Dopo cinquantasette anni di esilio, gli eredi maschi
della famiglia Savoia vedono all'orizzonte la
possibilità di rientrare in Italia. Oggi pomeriggio
l'aula di Montecitorio ha iniziato la discussione
generale sulla legge di riforma costituzionale che
dovrebbe essere approvata entro la
settimana. Con questo provvedimento
non
avranno più effetto i primi due commi della XIII
disposizione transitoria e finale della Costituzione,
anche se tecnicamente non vengono abrogati. Così
gli eredi maschi della casa reale potranno non solo fare
ingresso in Italia, ma anche, se vorranno, partecipare e
candidarsi alle elezioni.
Resta in vigore, però, la confisca
dei beni, visto che il documento in attesa di essere
licenziato in via definitiva dalla Camera non entra nel
merito dell'argomento.
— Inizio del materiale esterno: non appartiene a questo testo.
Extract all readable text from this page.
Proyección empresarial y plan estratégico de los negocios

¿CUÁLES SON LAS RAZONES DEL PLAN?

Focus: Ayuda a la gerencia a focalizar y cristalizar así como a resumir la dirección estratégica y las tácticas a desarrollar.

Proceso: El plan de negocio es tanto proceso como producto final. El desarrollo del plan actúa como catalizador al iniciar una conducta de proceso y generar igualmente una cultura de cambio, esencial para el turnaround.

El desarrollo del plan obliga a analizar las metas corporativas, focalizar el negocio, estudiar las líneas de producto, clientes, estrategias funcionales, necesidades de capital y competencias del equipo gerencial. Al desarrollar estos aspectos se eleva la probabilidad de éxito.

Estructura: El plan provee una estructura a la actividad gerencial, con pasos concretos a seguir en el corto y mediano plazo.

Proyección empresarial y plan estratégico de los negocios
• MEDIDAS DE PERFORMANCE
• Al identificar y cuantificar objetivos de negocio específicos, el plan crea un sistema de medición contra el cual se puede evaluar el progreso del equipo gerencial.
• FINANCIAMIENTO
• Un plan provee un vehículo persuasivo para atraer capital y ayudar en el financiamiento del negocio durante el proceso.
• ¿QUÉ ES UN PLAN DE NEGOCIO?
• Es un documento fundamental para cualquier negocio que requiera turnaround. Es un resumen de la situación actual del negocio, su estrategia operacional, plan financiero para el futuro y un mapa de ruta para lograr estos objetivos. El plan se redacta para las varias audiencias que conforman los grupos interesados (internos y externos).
La votazione non dovrebbe
riservare soprese ma c'è il problema del referendum:
nella terza lettura al Senato non si è raggiunta la
maggioranza qualificata dei due terzi, e questo rende
possibile il ricorso alla consultazione popolare. Per
promuoverla basterebbero la richiesta di cinque
consigli regionali, di 500mila cittadini o di un terzo
del parlamento. Se
nessuno dovesse avanzare la richiesta referendaria,
una volta che la camera avrà licenziato il,
provvedimento spetterà al presidente
della Repubblica promulgare la legge.
Giuseppe Consolo, senatore di An e
tra i primi firmatari del ddl di revisione
costituzionale, si dice ottimista sull'esito finale del
voto: ''L'ampio consenso registrato tra tutte le forze
politiche nelle prime tre votazioni - commenta -
ci consente di aspettarci un esito identico anche nella
quarta, tale da vanificare il ricorso referendario, che,
a questo punto, dovrebbe essere
scongiurato''.
Marco Boato, rappresentante del
gruppo misto alla Camera, è particolarmente soddisfatto
dalla porva data dalle due camere: "Quella che si
varerà è una legge che dimostra la maturità e la
forza della Repubblica - commenta - Una legge che
in passato non si è fatta anche per le sciocche
esternazioni dei Savoia".
(8 LUGLIO 2002; ORE
20:21)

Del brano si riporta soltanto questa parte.